Apelou a referida Central, argumentando estar agindo no interesse da
comunidade e de acordo com a lei que regula a matéria. Contudo, o Tribunal,
acolhendo a inicial, reconheceu o direito da família na escolha dos serviços
funerários.
Deve uma viúva sem
filhos casar-se com o irmão do falecido marido? O Levítico diz que não (Lv.

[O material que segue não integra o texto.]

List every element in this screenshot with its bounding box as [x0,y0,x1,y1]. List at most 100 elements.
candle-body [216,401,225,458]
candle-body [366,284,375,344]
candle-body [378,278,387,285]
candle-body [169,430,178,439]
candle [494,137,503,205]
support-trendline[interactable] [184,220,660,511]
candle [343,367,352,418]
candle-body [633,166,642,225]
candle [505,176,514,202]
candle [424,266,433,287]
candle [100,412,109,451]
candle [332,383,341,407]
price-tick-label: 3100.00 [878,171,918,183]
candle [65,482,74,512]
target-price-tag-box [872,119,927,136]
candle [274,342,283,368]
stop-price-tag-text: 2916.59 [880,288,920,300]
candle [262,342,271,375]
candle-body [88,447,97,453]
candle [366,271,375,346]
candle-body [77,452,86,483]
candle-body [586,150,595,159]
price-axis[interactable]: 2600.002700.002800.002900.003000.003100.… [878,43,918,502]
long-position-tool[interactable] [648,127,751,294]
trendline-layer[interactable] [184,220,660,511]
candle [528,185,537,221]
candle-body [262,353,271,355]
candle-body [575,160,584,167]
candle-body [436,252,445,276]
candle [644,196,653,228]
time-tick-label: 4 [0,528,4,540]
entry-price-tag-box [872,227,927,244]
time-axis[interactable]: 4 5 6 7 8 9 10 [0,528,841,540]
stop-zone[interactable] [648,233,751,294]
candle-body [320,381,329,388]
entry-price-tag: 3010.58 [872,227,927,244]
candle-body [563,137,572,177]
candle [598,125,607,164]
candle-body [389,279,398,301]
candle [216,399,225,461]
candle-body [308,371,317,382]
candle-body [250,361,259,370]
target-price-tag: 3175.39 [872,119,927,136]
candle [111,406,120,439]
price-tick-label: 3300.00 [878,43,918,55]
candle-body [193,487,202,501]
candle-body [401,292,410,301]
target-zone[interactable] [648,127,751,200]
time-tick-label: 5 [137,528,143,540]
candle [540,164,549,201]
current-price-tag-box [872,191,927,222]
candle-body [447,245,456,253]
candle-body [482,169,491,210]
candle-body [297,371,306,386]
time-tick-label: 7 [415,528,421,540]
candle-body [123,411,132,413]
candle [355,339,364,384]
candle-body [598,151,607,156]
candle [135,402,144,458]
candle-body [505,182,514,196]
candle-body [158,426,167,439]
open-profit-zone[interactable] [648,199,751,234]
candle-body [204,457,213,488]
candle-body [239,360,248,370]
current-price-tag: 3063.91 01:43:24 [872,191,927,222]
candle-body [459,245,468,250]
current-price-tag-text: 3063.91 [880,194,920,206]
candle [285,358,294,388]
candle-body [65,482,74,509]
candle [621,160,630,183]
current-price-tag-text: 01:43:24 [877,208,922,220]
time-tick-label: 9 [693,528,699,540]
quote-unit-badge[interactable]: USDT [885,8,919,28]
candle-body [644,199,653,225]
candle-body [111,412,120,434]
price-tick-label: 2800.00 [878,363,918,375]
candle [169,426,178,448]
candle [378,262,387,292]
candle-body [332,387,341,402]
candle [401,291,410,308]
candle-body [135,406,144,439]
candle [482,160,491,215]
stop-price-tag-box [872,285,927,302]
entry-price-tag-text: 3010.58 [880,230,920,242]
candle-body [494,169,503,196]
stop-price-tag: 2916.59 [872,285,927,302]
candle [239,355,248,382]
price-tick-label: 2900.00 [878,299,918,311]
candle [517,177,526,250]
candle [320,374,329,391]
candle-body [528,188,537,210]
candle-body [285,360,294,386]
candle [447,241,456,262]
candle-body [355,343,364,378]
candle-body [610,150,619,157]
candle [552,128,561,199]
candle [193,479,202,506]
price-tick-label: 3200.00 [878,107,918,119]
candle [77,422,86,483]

20, 21); O Deuteronômio diz que sim (Dt., 25,5). Duas orientações do direito
hebreu para o mesmo problema. Portanto, a lei nem sempre consegue solucionar os
problemas.
Mas, em relação
ao direito de sepultar não há divergência: a regra geral é de que esse
direito pertence, em primeiro lugar, aos descendentes. Nesse sentido os textos
sagrados não discrepam: ''O sepultamento é o dever por excelência dos filhos
do falecido'' (Gn 25, 8 ss.; 35, 29; 50, 12 s.; Tb 4,3 s.; 6,15; 14, 10 ss.).
O direito/dever de
sepultar só se transfere ao Poder Público quando o falecido não tiver
familiares ou, em os tendo, estes não exercem esse sagrado direito e descumprem
seus deveres, ou então, em casos de epidemia, de falecimento decorrente de
doença de que a ciência necessite investigar, etc.
O direito de ser
sepultado é um direito personalíssimo de cada indivíduo que, com sua morte,
é exercitado pelos familiares. Ademais, o objeto central do direito funerário,
é justamente o culto aos antepassados o que impõe um tratamento digno do
cadáver humano, do corpo humano inanimado. Este, como é assente, regula-se
pelas disposições civis.
É verdade que
alguns autores acreditam que o atraso no estudo do direito funerário
decorre dos julgamentos civis de suas questões, já que surgem quase sempre em
questões sucessórias. Mas essa maneira de ver é simplista porque o direito
funerário é direito ubíquo, não podendo ser reduzido a exame de questões
isoladas sobre o cadáver, sobre sepulturas, sobre polícia funerária, etc. Por
isso dissemos que direito funerário é o sistema de normas e princípios
ético-sociais que organiza e disciplina as relações jurídicas
decorrentes da morte da pessoa natural que se estabelecem entre pessoas e em
relação a determinados lugares destinados aos mortos, com vista a
preservação da memória dos antepassados (Tratado de direito funerário, I,
62).
Ensina Benjamin
Villegas Basavilbaso que os cortejos fúnebres ''son actos civiles. No obstante,
pueden tener carácter religioso, y, por lo tanto, ser considerados como acto
cultual, cuando son acompañados de cánticos religiosos y presididos por
sacerdotes o prelados. En estos supuestos, la libertad de cultos, sin perjuicio
de la jurisdicción municipal, no puede ser desconocida'' (Derecho
administrativo, V, 457).
De qualquer sorte,
deve-se ter sempre presente a recomendação de Wilhelm von Humboldt: ''Creio,
pois, que não faz falta aduzir outros argumentos para justificar o princípio,
em si mesmo nada novo, de que tudo aquilo que tem que ver com a religião
encontra-se fora do âmbito de actuação do Estado e que tanto os pregadores
como o culto em geral são instituições das comunidades que devem ficar à
margem dum controlo especial por parte do Estado'' ( Os limites da acção do
Estado, 79).
Portanto, digna de
aplausos a decisão da 20ª Câmara Cível do Tribunal de Justiça gaúcho que
soube aplicar corretamente os princípios fundamentais do direito funerário, o
mais antigo de todos os direitos e o mais novo a ser valorado.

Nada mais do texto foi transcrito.